Encouraging oxygen’s assault on iron may offer new way to kill lung cancer cells
Blocking the action of a key protein frees oxygen to damage iron-dependent proteins in lung and breast cancer cells, slowing their growth and making them easier to kill. This is the implication of a study led by researchers from Perlmutter Cancer Center at NYU Langone Health, and published online November 22 in Nature.

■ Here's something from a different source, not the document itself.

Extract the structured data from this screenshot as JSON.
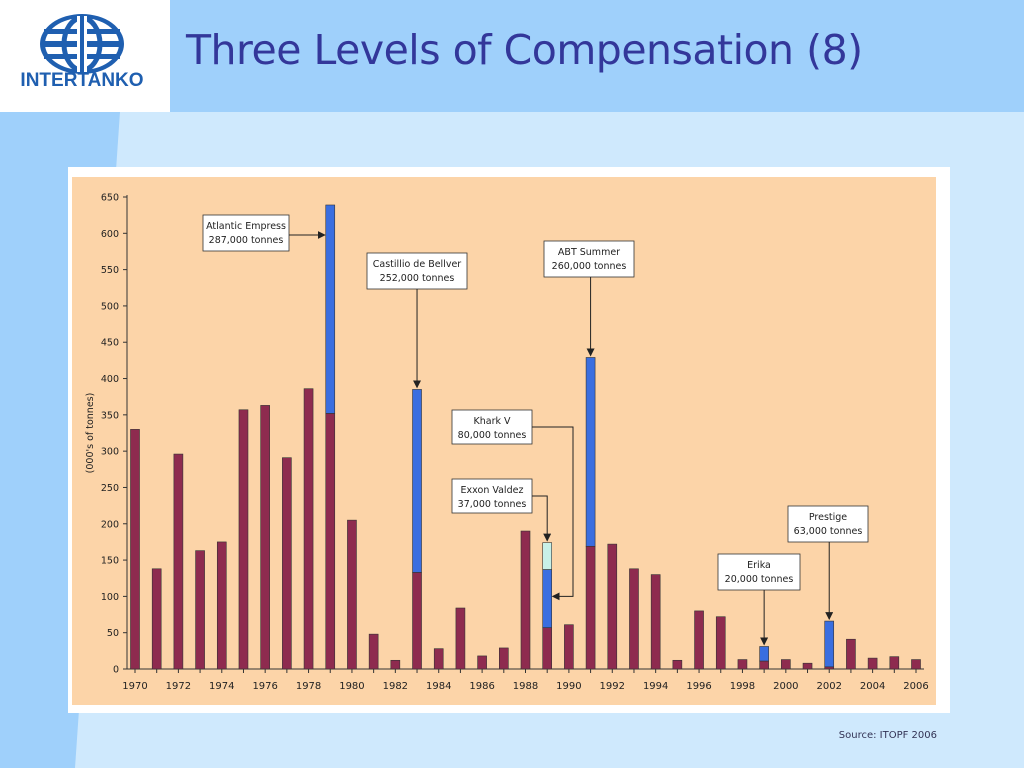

Human cells contain 48 proteins that are known to depend on complexes of iron and sulfur to function. Dismantled whenever they encounter oxygen, these iron-sulfur clusters must be constantly replaced if normal cells are to survive in high-oxygen environments like the lungs, and even more so if lung cancer cells are to grow with abnormal speed.
The current study shows that lung adenocarcinoma cells survive this oxygen threat by producing more of a protein called NFS1, which harvests sulfur from the amino acid cysteine to make iron-sulfur clusters. The researchers also found that breast cancer cells that have spread to the lungs dial up NFS1 production upon arriving in a high-oxygen environment, while cells remaining in the breast do not.
“Our data support the notion that NFS1 provides a central protection for cancer cells against oxygen, and we hope to find ways to take it away,” says lead study author Richard Possemato, PhD, assistant professor in the Department of Pathology at NYU School of Medicine.
In a genetic trick, the research team used short hairpin RNAs to switch off 2,752 genes related to cell metabolism, including iron and sulfur biochemistry, one by one. They found that many genes which were essential to survival in high oxygen levels were not as important in low oxygen.